The 1896 Manitoba Hockey Association season was a series of five games contested by the senior ice hockey teams of Winnipeg Victorias and the Winnipeg Hockey Club. During the season, on February 14 the Victorias played a Stanley Cup challenge match in Montreal, defeating the Montreal Victorias. Winnipeg won 2–0 to win the Cup. This was the first time the Stanley Cup champion was from a league other than the Amateur Hockey Association of Canada. The Victorias won the season series to retain the Cup for the league.

== Season ==

=== Final standing ===

| Team | Games Played | Wins | Losses | Ties | Goals For | Goals Against |
|---|---|---|---|---|---|---|
| Winnipeg Victorias | 5 | 3 | 1 | 1 | 36 | 15 |
| Winnipeg Hockey Club | 5 | 1 | 3 | 1 | 15 | 36 |

Source: Winnipeg Tribune, Zweig lists awarded game as tie.

=== Schedule ===

| Date |  |  | Score |  | Notes |
| Dec. | 21 | Winnipeg | 4–4‡ | Victorias |  |
| Jan. | 9 | Winnipeg | 0–4 | Victorias |  |
| 18 | Winnipeg | 1–8 | Victorias |  |
| 28 | Winnipeg | 4–15 | Victorias |  |
| Feb. | 29 | Winnipeg | 6–6 | Victorias | 10:00 OT |
| Mar. | 10 | Winnipeg | 1–5† | Victorias |  |

‡ Game awarded to Winnipeg when Armytage refused to accept a penalty.
† Exhibition

All games were played at the McIntyre Rink.

Source: Winnipeg Tribune

== Exhibitions ==
In January, the Winnipegs travelled to St. Paul, Minnesota, to play matches during the winter carnival. Winnipeg defeated St. Paul 18–2 and a Minneapolis ice polo team 7–2.

== Playoffs ==
There were no playoffs as the Victorias won first place exclusively.
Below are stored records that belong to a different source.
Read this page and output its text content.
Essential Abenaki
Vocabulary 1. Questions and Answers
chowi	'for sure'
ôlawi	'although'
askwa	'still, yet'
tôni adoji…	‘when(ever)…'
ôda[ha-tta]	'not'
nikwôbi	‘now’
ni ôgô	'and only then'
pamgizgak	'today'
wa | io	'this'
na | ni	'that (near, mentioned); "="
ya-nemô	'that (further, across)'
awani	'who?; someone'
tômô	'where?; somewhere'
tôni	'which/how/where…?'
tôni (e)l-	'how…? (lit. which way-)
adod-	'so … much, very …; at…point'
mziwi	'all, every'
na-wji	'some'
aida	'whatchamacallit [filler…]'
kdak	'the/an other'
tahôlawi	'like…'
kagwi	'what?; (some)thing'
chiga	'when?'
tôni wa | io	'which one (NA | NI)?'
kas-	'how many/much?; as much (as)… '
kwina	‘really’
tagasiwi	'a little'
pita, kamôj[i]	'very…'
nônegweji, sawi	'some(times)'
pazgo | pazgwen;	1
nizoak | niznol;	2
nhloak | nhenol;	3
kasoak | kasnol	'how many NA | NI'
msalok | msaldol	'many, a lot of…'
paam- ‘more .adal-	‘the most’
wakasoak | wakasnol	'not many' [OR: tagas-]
== Stanley Cup challenge ==

=== Victorias vs. Winnipeg at Montreal ===

The first successful challenge to the Cup came in February 1896 by the Winnipeg Victorias, playing as the 1895 champions of the MHA. On February 14, Winnipeg beat the defending champion Montreal Victorias, 2–0, becoming the first team outside the Amateur Hockey Association of Canada (AHAC) to win the Cup. Winnipeg took a 2–0 lead on goals by Armytage and Campbell in the first half, then went on the defensive in the second half.

According to The Globe, in its report on the game:

"The westerners started in with a rush and scored the two games; one in ten minutes and one in nine minutes before the Vics seemed to waken up. For the rest of the first half, the honors were even. In the second half, the Winnipeggers were strictly on the defensive. Shot after shot was fired on their goal but the Vics could not score due to the superb work of Merritt, the visitor's goalkeeper. The match ended 2 to 0 in favour of the visitors. Both sides were dissatisfied with the work of Mr. Alexis Martin of Toronto as referee; claiming he was utterly ignorant of the rules, an opinion which seemed to be shared by the spectators."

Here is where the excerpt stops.